Questions to ask your doctor

Having a therapeutic or barium enema can be stressful. It is common for patients to forget some of their questions during a brief doctor’s office visit. You may also think of other questions after your appointment. Contact your doctor with concerns and questions before an enema and between appointments. 

It is also a good idea to bring a list of questions to your appointments. Questions can include:

  • Why do I need an enema? Are there any other options for diagnosing or treating my condition?
  • Can my enema be self-administered?
  • How long will procedure barium enema take? When can I go home?
  • When and how will I receive the results of my barium enema test?
  • What other tests or treatments might I need?
  • When should I follow up with you?
  • How should I contact you? Ask for numbers to call during and after regular hours.

What can I expect after my enema?

Knowing what to expect after an enema can help you get back to your everyday life as soon as possible.

How will I feel after the enema?

A therapeutic enema should provide prompt relief of constipation and hard stools. Call you doctor if you do not pass any stool or if you only pass a small amount of stool and still feel constipated.

You may receive a laxative or enema after a barium enema to wash out any remaining barium. You may pass extra gas that was inserted during the procedure. You should not have pain. Tell your doctor or care team if you have discomfort that does not go away quickly or if you are in pain.

It is normal for you to have white-colored stools for a day or two after a barium enema. You may be instructed to drink extra water for 24 hours to keep your stools soft.
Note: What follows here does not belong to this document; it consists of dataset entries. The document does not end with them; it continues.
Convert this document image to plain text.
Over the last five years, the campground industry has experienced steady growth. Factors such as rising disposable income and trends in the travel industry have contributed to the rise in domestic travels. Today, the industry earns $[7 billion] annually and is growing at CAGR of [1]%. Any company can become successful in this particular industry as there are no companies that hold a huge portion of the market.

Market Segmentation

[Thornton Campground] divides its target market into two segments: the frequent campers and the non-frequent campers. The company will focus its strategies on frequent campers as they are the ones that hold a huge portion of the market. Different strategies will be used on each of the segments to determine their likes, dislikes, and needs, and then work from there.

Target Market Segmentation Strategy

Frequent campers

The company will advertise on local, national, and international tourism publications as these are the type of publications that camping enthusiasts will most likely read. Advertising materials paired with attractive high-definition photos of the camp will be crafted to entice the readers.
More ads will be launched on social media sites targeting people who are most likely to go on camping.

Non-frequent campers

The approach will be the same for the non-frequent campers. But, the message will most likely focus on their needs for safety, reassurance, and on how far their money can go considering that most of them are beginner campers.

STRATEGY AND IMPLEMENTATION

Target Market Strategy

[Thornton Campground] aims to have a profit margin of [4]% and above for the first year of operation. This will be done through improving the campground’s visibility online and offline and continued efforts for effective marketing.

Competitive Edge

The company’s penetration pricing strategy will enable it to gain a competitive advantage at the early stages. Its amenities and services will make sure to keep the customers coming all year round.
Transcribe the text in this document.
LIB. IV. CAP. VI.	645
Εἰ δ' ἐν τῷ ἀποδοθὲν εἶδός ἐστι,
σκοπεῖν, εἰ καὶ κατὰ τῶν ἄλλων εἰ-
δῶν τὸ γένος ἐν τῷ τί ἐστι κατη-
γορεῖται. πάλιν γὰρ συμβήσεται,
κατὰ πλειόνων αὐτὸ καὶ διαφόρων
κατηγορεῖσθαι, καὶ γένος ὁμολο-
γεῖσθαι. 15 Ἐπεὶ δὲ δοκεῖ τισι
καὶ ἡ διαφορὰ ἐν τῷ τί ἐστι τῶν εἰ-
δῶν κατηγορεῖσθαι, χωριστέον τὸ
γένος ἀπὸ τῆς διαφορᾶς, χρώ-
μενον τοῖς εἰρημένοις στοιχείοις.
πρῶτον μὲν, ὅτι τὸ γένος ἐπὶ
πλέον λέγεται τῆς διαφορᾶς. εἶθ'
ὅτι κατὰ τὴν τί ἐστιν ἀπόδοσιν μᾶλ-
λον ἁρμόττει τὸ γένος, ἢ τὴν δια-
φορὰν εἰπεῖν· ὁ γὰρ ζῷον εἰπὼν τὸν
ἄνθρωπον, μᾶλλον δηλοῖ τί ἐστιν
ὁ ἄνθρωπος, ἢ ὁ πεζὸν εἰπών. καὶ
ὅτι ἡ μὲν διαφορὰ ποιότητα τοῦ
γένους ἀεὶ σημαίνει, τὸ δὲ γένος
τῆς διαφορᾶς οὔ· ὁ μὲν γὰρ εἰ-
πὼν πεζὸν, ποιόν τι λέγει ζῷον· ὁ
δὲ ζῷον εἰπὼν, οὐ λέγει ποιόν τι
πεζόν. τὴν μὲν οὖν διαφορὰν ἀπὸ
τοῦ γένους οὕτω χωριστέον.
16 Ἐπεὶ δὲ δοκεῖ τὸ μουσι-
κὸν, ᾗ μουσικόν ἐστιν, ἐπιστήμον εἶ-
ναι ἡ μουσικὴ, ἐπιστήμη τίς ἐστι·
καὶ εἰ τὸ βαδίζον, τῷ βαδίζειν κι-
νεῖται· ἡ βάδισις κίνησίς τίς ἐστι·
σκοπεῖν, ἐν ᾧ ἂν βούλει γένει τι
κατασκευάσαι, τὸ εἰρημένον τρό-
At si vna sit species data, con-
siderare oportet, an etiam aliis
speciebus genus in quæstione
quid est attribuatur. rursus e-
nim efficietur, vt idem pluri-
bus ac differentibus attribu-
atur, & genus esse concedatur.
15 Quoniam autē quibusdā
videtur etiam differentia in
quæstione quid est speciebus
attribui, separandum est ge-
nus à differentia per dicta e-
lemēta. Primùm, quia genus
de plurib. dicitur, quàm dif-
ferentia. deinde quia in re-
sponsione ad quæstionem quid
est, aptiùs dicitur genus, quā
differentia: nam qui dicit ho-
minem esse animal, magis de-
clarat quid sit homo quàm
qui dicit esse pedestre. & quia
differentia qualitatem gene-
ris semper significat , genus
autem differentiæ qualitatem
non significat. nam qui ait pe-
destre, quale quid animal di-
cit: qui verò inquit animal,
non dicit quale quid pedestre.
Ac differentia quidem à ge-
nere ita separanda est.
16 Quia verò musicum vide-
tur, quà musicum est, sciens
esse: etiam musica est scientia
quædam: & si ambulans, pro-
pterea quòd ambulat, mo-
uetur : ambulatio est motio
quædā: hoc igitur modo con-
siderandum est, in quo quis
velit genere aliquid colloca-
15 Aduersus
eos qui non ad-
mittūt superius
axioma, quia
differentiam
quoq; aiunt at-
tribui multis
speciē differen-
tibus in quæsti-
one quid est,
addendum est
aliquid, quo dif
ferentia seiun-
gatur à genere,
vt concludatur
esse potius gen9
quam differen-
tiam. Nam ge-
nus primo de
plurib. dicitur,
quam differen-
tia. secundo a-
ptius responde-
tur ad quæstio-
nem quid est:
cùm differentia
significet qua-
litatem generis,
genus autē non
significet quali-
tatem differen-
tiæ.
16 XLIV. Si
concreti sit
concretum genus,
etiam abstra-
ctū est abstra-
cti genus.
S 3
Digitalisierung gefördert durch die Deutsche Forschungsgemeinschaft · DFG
Call your doctor if you have constipation for more than two days or if you are unable to pass gas.

When can I go home?

Patients usually go home and resume normal activities and diet immediately after an enema, including a barium enema. 

When should I call my doctor?

It is important to keep your follow-up appointments after any type of enema. Contact your doctor for questions and concerns between appointments. Call your doctor right away if you have:

  • Constipation
  • Fever (you should not have any fever after a minor testing procedure)
  • Pain
  • Rectal bleeding, bloody stools, or black tarry stools. Seek immediate medical care if you have any of these symptoms.